CIUDAD DE MÉXICO, 11 de julio.- Una lesión en ronda de eliminación directa en una Copa del Mundo puede ser un gran problema para el técnico, pero perder a la máxima figura en el antepenúltimo paso al título, es una tregedia.

Brasil pagó muy caro el boleto a semifinales al sufrir la baja de Neymar, quien abandonó la cancha del Estadio Castelao en camilla, luego de sufrir un rodillazo del lateral colombiano Camilo Zúñiga a cuatro minutos del final en una acción que no ameritó ni siquiera una tarjeta amarilla por parte del silbante español Carlos Velasco Carballo.

La preocupación del técnico Luiz Felipe Scolari sobre el estado de salud de Neymar no hizo más que preparar el terreno para lo peor: fractura transversal de la tercera vértebra lumbar. Lesión por la que el número 10 deberá parar de cuatro a seis semanas.

En los meses previos al Mundial, una epidemia de lesiones en partidos de preparación impidió la participación de una buena cantidad de jugadores, malaria que ha acompañado a ciertos equipos durante la justa.

Holanda, que sufrió la baja de Rafael van der Vaart por una lesión en el gemelo a unos días de que el técnico Louis van Gaal diese la lista definitiva de 23 jugadores, debió prescindir de Nigel de Jong, en octavos, tras sufrir un desgarre en la ingle, aunque regresó para la semifinal.
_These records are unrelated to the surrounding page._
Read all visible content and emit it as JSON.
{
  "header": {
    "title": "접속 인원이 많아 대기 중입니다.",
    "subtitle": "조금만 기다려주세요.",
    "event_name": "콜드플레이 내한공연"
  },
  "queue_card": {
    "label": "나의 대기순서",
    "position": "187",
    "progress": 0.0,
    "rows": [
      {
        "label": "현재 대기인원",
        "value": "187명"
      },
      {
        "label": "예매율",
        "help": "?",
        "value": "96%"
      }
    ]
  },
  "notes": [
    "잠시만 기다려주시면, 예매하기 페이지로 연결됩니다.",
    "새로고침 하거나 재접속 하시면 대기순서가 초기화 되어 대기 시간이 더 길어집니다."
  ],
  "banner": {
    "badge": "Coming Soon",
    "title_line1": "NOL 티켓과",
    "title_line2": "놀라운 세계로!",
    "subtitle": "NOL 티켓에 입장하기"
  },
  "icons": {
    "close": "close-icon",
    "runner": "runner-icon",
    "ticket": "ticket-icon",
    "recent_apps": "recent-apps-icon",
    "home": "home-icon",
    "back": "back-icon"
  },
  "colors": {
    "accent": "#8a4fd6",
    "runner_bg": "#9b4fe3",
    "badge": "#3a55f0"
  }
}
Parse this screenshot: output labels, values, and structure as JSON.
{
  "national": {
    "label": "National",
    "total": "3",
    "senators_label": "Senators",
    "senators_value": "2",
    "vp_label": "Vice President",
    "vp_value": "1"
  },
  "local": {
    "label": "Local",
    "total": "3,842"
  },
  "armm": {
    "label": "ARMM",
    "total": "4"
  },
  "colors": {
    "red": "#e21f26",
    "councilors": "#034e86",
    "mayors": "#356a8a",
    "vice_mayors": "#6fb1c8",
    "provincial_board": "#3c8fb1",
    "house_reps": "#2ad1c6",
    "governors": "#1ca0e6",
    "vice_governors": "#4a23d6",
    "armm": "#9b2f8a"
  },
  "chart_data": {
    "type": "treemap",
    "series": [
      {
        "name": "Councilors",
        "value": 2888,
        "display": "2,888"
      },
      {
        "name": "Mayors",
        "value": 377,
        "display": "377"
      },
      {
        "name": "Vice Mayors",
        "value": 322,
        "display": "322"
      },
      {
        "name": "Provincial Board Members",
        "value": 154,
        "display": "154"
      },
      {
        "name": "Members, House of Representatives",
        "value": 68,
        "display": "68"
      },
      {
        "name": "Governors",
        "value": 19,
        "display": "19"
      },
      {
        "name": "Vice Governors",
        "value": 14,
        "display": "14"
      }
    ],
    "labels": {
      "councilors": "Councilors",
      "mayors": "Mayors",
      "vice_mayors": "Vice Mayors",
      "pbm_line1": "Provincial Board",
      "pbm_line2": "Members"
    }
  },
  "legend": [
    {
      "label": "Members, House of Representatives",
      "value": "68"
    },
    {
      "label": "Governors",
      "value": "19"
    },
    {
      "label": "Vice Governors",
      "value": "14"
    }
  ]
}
En tanto, Alemania no sólo perdió a Marco Reus por una lesión en el tobillo izquierdo en su último partido de preparación frente a Armenia, sino que también vio cómo su suplente Shkordran Mustafi salió desgarrado de la parte posterior del muslo izquierdo en el partido de segunda ronda ante Argelia.

Y si de tener el santo de espaldas hablamos, los nigerianos avanzaron de ronda, pero sin los servicios del defensa Michael Babatunde, quien resultó fracturado del antebrazo derecho, luego de recibir un balonazo de su compañero Obi Mikel en el tercer duelo del Grupo F frente a la Argentina.

En tanto que Ogenyi Onazi sufrió la fractura de tibia y peroné de su pierna izquierda como consecuencia de una dura entrada del mediocampista francés Blaise Matuidi al minuto 59 del encuentro en que las Súper Águilas cayeron eliminadas.

Suiza se despidió dignamente del Mundial, tras llevar a los argentinos al alargue en una batalla por el boleto a cuartos de final, y lo hizo con un plantel diezmado, pues el defensa Steve von Bergen sufrió la fractura en la cuenca del ojo izquierdo, debido a una accidental patada del francés Olivier Giroud en la ronda de grupos.

Mientras que el delantero Mario Gavranovic se desgarró el ligamento cruzado anterior de la rodilla derecha en un entrenamiento previo al duelo con la albiceleste, equipo que a su vez, no sabe si contará con Ángel Di María para la final contra Alemania, con una lesión muscular de grado uno en recto anterior del muslo derecho.

Y finalmente, México no sólo debió ajustar su media cancha tras las lesiones de Juan Carlos Medina y Luis Montes antes de viajar a Brasil, sino que en octavos de final la desgracia alcanzó a Héctor Moreno, quien resultó con una fractura de tibia, que lo alejará varios meses de las canchas.